- Born: 1929 (age 96–97) Palai, Kerala, India
- Occupations: Carnatic musician, music teacher
- Known for: Contributions to Carnatic music education and performance
- Awards: Sangeet Natak Akademi Award (2019) Swathi Sangeetha Puraskaram (2011) Swathi Music Award (2020) Madras Music Academy Gold Medal (1959)

= Palai C. K. Ramachandran =

Indian Carnatic musician

Palai C. K. Ramachandran (born 1929) is an Indian Carnatic musician and music teacher from Kerala, known for his contributions to Carnatic music education and performance, and for receiving the Sangeet Natak Akademi Award in 2019.

== Early life and education ==
Ramachandran was born in 1929 in Palai, Kerala. He began learning Carnatic music at a young age and trained under several musicians. In 1959, he received a scholarship from the Government of India to study music in Chennai, where he trained under prominent Carnatic musician Chembai Vaidyanatha Bhagavathar.

== Career ==
Ramachandran worked as a music teacher at the Swathi Thirunal College of Music in Thiruvananthapuram, where he taught for several decades until his retirement in 1984. He has performed as a vocalist in Carnatic music concerts and has been recognized for his adherence to traditional styles.

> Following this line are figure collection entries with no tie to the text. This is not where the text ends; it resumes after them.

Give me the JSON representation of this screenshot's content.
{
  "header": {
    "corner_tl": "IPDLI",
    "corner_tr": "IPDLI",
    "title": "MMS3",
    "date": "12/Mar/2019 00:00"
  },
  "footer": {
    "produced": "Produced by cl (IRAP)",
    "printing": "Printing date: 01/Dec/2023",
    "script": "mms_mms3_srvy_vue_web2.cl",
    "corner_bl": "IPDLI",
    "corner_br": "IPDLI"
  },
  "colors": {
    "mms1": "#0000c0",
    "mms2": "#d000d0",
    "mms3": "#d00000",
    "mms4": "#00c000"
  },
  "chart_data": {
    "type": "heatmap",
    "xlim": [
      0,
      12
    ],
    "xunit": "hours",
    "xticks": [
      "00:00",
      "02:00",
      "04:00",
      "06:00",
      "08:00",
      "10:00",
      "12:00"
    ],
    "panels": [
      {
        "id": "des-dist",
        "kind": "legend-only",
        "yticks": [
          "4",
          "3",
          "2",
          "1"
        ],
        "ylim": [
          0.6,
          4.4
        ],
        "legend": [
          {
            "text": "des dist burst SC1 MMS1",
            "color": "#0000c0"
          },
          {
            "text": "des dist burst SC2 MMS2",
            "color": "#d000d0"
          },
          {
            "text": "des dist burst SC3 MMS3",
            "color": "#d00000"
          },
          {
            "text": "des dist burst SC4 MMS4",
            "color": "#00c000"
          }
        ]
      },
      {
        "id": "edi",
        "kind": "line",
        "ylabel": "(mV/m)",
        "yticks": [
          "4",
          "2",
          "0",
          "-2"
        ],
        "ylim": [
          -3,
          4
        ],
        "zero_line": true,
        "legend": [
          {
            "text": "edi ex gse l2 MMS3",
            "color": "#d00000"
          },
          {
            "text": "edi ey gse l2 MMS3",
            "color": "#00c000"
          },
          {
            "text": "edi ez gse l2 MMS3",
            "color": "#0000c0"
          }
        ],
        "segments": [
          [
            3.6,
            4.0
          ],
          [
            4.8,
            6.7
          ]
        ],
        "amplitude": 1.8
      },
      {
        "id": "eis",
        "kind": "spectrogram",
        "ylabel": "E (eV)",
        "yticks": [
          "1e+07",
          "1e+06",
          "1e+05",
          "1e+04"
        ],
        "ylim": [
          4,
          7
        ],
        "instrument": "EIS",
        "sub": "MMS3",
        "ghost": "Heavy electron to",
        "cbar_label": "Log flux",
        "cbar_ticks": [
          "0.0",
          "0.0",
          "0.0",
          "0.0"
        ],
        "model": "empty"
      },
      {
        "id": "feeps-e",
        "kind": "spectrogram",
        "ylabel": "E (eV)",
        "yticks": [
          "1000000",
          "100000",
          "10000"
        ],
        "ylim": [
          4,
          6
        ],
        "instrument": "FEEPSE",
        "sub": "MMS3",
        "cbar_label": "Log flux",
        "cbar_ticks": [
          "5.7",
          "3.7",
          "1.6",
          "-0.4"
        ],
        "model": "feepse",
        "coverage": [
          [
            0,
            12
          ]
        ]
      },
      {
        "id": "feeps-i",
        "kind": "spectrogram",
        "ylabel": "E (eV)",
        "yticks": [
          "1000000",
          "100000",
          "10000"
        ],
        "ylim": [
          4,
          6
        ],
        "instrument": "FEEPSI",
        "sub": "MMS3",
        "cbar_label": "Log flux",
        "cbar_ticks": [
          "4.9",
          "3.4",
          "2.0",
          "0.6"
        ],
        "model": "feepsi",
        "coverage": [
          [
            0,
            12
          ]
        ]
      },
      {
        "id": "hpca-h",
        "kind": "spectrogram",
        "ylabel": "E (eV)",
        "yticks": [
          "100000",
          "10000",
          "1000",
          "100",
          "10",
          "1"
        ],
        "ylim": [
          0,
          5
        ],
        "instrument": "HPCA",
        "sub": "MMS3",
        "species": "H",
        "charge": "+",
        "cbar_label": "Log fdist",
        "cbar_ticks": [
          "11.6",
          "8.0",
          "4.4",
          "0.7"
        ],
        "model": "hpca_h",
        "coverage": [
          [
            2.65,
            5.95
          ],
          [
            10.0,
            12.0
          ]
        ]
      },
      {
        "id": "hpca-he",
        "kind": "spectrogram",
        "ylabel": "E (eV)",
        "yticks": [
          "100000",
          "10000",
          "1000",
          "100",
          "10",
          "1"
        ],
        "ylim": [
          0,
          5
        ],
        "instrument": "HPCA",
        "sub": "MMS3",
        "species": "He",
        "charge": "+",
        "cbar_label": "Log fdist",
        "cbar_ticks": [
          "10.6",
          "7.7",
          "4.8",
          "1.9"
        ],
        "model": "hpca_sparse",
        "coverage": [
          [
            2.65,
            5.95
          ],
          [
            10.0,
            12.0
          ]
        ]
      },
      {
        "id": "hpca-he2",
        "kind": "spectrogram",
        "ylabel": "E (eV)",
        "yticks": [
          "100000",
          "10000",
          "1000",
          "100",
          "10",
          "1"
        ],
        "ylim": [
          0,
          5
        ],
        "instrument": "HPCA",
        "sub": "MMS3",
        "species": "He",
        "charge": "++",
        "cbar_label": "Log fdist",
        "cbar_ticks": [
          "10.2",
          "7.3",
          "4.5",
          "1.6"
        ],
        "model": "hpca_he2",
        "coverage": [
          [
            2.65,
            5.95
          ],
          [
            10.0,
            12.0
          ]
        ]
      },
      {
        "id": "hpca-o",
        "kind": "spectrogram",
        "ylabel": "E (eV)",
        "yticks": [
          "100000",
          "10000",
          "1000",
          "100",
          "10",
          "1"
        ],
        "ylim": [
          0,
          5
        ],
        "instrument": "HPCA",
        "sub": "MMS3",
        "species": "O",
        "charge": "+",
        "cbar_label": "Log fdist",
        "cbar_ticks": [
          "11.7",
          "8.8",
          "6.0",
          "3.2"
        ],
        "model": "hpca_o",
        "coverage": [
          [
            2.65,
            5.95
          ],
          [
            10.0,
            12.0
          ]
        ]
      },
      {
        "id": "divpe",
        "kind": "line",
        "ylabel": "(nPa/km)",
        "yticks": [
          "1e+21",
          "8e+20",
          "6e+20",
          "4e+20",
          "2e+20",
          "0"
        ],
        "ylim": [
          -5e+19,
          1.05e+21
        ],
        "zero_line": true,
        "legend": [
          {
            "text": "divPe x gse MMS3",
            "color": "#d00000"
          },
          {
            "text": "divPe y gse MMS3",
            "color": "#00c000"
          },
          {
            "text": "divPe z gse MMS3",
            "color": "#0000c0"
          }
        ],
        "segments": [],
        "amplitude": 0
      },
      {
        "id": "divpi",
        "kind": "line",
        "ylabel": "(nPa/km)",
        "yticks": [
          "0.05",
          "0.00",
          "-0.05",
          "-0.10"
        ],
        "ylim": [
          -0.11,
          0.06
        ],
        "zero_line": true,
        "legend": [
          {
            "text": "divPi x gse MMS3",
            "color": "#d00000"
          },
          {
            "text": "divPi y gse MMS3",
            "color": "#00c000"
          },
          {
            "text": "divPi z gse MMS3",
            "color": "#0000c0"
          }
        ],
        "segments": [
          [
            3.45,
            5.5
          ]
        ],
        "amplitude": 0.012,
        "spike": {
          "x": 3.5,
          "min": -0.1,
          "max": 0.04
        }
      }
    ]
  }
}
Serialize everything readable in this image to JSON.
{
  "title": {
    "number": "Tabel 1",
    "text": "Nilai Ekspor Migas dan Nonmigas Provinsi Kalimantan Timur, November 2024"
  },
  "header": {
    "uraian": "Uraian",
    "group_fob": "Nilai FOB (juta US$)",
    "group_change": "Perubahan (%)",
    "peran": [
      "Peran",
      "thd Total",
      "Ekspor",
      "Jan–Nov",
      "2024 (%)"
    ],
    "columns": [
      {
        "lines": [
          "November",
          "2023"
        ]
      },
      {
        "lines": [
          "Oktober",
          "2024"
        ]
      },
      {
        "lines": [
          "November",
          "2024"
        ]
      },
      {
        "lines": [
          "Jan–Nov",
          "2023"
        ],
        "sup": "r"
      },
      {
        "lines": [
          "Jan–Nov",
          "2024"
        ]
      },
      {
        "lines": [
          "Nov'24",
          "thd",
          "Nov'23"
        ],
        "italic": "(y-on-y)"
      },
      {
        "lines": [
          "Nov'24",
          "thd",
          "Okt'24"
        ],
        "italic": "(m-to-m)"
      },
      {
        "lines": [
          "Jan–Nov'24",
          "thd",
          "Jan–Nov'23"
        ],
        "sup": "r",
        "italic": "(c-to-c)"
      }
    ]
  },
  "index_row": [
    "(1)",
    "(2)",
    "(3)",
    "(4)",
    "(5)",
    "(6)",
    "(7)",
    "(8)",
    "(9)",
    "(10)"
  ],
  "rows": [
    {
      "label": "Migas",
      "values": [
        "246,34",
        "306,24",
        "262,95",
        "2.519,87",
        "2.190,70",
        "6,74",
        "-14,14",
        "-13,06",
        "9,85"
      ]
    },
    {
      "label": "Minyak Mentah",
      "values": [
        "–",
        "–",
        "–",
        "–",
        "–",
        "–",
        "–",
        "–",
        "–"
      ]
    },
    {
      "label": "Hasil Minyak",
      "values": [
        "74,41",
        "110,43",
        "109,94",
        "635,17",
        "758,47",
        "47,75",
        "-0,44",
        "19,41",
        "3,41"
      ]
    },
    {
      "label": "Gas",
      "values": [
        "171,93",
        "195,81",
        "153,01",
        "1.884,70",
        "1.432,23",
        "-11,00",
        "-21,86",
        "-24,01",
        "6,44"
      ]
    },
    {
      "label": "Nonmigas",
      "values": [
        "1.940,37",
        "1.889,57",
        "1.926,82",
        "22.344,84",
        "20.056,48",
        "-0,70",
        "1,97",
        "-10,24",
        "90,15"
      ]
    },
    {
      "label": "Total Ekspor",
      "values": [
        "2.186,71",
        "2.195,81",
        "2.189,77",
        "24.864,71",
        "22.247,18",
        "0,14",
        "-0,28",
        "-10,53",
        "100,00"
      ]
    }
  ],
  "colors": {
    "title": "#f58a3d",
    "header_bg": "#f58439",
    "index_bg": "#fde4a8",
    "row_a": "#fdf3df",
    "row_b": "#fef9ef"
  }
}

== Awards and recognition ==
- In 1959, Ramachandran won a gold medal at the Carnatic music competition organized by the Madras Music Academy.
- In 2011, he was awarded the Swathi Sangeetha Puraskaram by the Government of Kerala for his contributions to Carnatic music.
- In 2019, he received the Sangeet Natak Akademi Award for his contributions to Carnatic music.
- In 2020, he received the Swathi Music Award from the Swathi Music Festival, alongside Carnatic musician T. M. Krishna.

== Personal life ==
As of 2019, Ramachandran resided in Thiruvananthapuram, Kerala, and remained active in music-related activities.